Mama Ngina, like every mother, believes the best of her son. No one can begrudge her the right to come to his defence against perceived slights. And if the trappings of power that she enjoys and the improved vicissitudes of the family fortunes are anything to go by, the son has done well by his mother.

However, not everyone shares the same joie de vivre. Not all are sanguine about the performance of President Kenyatta, whose final term comes to an end in the next few months. In a truth bomb to the venerable matriarch, she may be surprised to learn that President Kenyatta has, in fact, presided over the worst economic run in independent Kenya’s history. Having inherited an economy that was growing at near double digit levels, he now departs when, for the first time, there is every danger of sovereign debt default.

The Kenyatta administration has been characterised by such profligate borrowing for infrastructure projects that the end outstrips the means. Take the Standard Gauge Railway, for instance. The Auditor General’s report on Kenya Railways says the SGR’s assets constitute over 98 per cent of the total depreciation at KR.

It seems the flagship of this administration was bargain basement quality procured at an usurious price. Other reports say debt costs will, for the first time in Kenya’s history, surpass recurrent expenditure, and is projected at Sh1.34 trillion in the coming year, from the current Sh1.27 trillion.

Which is why it is an uphill task for the Kenyatta matriarch to expect Mt Kenya voters to follow Uhuru’s political direction and support his preferred successor.

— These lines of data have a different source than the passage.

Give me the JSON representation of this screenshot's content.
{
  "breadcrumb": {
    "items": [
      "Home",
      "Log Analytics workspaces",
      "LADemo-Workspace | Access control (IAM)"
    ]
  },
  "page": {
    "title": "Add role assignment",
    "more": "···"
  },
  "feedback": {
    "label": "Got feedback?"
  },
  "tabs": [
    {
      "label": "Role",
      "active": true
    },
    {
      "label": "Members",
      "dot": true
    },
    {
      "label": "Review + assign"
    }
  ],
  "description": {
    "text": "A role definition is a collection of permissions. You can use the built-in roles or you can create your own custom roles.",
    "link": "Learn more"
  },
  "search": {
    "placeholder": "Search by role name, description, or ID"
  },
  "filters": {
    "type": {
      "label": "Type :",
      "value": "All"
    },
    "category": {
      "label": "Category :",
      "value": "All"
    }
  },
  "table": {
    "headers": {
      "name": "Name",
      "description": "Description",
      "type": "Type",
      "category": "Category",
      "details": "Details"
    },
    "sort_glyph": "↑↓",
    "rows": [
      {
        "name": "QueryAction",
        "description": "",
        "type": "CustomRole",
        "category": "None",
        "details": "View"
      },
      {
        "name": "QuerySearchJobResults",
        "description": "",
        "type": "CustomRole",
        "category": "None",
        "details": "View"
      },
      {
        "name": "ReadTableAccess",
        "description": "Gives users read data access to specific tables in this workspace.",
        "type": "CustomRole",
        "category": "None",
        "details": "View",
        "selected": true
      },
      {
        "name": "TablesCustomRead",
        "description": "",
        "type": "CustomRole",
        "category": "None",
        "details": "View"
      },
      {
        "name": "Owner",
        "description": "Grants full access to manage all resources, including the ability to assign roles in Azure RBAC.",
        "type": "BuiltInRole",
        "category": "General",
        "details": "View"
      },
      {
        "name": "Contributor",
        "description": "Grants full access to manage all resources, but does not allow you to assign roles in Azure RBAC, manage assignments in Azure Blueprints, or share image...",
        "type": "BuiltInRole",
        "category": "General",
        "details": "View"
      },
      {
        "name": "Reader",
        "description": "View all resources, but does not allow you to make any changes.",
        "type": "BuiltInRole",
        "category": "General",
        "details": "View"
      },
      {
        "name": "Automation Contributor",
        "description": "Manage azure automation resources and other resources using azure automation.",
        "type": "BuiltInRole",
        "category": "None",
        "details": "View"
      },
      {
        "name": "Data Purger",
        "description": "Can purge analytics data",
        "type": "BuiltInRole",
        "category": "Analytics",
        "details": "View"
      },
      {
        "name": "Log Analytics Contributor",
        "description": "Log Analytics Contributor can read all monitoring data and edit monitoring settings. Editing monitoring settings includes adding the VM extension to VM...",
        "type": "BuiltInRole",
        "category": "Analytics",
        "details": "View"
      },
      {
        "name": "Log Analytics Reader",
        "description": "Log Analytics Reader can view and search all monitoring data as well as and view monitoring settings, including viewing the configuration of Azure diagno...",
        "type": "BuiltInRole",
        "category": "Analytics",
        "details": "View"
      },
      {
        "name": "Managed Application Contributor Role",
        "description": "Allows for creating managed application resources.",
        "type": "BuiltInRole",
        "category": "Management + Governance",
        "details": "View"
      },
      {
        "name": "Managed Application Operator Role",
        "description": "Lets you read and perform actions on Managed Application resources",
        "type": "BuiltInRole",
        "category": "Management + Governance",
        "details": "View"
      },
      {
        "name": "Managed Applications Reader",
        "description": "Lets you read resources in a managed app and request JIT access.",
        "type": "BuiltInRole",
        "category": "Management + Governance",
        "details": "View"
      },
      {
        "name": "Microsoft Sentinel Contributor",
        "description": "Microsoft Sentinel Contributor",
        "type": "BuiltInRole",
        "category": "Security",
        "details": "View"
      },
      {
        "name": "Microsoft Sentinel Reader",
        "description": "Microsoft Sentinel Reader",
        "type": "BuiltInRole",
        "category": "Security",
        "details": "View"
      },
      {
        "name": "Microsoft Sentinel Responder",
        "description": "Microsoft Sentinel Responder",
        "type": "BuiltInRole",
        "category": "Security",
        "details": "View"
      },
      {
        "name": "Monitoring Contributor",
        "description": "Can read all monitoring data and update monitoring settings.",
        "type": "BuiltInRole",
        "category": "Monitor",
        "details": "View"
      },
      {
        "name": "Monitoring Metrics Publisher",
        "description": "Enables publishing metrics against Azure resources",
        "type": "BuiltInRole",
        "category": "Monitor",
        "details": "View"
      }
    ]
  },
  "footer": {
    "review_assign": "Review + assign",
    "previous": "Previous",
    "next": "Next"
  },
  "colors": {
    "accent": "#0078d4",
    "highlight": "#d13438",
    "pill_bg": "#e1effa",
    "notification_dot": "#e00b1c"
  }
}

The President, after all, has never fessed up to the fact that current hardships are attributable to his administration. He has never issued a mea culpa over the spectre of failure that looms large over his administration.

More than 50 years after independence, Kenyans still routinely starve to death in sections of the country. Bandits roam around the north, killing with abandon in atavistic cattle-raiding practices. Public transport is so broken down that boda boda operators are a law unto themselves.

There is a time and a place for mother hen tendencies. The Kiswahili saying, “asiyefunzwa na mamaye hufunzwa na ulimwengu” loosely translated as “maternal failures are evident in an unforgiving world,” aptly describes the state of the nation. Coming at the tail end of the Kenyatta administration, perhaps it is already too late!